Rudyard Kipling wrote:
We had a kettle; we let it leak:
Our not repairing made it worse.
We haven't had any tea for a week...
The bottom is out of the Universe.
I've quoted this charming verse before, but please indulge me once again. Christopher Hitchens, who passed away late last night in a hospital in Houston, wrote about Rudyard Kipling for The Atlantic Monthly; he also once wrote about drinking tea. There wasn't very much that Hitchens didn't write about (see his 2011 book of essays, Arguably, for so many marvelous examples) and with his sudden, if not entirely unexpected, demise, it feels like the bottom's dropped out of the universe. I wanted to eulogize Hitchens today in this all too modest space, but it just felt too enormous, too difficult, too wrong somehow. In the midst of a furious flurry of blog postings in the wake of his death, Alexandra Petri warns against the tendency to wax lugubrious or try and get too personal.
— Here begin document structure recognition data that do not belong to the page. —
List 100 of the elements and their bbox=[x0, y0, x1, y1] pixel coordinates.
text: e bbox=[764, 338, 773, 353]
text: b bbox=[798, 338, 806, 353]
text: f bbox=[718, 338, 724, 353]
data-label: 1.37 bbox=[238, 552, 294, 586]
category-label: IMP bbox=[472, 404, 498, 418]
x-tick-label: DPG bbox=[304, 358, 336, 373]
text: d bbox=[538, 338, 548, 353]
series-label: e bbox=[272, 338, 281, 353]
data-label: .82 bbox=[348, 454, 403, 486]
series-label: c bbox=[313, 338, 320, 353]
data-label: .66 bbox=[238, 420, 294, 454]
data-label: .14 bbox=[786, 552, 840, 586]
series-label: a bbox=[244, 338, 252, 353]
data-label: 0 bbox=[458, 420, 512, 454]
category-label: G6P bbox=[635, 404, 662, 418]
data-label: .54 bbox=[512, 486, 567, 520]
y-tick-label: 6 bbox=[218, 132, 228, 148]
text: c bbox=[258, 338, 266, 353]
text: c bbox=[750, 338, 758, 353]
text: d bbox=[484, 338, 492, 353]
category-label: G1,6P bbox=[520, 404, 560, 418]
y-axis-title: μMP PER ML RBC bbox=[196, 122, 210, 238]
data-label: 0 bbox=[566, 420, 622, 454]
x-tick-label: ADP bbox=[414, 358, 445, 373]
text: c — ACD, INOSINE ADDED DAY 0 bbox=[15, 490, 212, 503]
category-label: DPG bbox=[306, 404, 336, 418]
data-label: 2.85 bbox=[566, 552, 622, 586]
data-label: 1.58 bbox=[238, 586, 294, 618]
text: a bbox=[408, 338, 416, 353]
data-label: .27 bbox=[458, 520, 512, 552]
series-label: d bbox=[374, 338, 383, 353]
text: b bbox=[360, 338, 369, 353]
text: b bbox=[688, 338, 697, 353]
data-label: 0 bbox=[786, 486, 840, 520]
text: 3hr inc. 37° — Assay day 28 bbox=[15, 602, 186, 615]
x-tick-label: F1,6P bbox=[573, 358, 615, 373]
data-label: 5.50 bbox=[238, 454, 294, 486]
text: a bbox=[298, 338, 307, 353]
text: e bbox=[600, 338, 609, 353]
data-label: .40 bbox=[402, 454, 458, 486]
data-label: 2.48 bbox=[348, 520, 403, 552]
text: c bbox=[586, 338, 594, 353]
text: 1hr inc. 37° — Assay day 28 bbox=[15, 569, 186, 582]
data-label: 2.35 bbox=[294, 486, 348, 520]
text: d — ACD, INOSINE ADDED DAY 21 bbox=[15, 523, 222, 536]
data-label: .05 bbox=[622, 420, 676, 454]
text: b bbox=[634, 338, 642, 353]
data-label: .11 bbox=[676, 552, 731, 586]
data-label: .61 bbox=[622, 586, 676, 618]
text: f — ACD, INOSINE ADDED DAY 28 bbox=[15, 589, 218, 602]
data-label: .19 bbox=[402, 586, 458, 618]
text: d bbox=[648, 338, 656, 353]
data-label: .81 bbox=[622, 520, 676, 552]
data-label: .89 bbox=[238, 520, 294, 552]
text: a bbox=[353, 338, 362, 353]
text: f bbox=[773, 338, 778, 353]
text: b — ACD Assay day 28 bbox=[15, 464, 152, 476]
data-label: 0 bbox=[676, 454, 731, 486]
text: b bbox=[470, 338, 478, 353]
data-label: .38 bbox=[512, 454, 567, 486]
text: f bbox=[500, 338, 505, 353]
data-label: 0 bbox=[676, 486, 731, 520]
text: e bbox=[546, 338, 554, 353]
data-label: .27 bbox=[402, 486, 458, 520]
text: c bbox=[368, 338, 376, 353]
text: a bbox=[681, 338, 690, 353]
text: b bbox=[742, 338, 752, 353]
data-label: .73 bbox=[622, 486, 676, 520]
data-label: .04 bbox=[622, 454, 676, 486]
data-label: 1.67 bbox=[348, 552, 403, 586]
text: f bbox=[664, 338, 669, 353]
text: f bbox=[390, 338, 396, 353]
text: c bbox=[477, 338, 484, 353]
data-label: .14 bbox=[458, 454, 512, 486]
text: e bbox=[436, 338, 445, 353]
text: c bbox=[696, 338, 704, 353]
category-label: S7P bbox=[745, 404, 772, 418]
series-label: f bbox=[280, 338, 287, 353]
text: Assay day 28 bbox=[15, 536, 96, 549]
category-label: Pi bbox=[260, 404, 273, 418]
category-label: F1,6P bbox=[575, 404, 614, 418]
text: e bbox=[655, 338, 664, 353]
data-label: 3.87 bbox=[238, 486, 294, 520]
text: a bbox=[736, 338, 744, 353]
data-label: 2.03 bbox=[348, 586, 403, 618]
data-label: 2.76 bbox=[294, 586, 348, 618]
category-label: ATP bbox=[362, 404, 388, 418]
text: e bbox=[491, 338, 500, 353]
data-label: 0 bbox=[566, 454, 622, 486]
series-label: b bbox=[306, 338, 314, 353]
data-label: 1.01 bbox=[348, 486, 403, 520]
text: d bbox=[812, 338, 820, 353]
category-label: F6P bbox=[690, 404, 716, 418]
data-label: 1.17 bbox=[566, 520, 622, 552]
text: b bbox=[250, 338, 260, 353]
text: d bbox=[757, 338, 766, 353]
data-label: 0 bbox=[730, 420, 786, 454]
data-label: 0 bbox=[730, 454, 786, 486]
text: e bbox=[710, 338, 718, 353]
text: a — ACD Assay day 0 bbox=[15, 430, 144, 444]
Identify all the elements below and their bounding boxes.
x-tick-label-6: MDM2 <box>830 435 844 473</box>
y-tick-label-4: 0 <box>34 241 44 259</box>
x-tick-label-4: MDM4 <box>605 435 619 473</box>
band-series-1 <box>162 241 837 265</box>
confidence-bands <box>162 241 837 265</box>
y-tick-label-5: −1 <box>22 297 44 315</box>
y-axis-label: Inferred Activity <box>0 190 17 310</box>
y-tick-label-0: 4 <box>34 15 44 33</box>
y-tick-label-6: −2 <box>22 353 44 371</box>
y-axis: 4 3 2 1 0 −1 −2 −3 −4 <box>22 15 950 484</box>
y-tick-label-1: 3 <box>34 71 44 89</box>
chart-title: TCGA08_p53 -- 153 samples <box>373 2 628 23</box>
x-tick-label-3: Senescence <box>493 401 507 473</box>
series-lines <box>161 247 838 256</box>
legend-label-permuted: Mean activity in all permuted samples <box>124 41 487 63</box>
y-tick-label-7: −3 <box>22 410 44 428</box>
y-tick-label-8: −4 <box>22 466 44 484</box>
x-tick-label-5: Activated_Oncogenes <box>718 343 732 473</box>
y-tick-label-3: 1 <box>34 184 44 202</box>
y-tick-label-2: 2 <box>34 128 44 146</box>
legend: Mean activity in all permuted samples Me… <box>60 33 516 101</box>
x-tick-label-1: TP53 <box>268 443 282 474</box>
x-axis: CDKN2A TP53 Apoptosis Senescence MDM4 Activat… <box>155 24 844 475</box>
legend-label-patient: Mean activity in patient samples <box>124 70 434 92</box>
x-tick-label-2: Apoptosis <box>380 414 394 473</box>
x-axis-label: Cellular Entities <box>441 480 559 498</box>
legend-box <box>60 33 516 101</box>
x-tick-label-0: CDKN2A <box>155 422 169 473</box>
I have to confess that I too, like all the others, am feeling sort of stupidly sentimental at the moment and possessed of a precious little "how I once met Christopher Hitchens" story, but rest assured I shall restrain myself. Instead, I'll approach the subject obliquely, a little at a time. Sneak up on it, as it were. So today it's about Rudyard Kipling; in my heart, though, it's all about Hitchens. (The typo Kippling* turned up once in OhioLINK and 55 times in WorldCat—14 if combined with the correct spelling. We also found a handful of both Kilping* and Kiplng*.)
(Portrait of Rudyard Kipling from Current History of the War, vol. I, December 1914–March 1915, New York Times Company, from Wikimedia Commons.)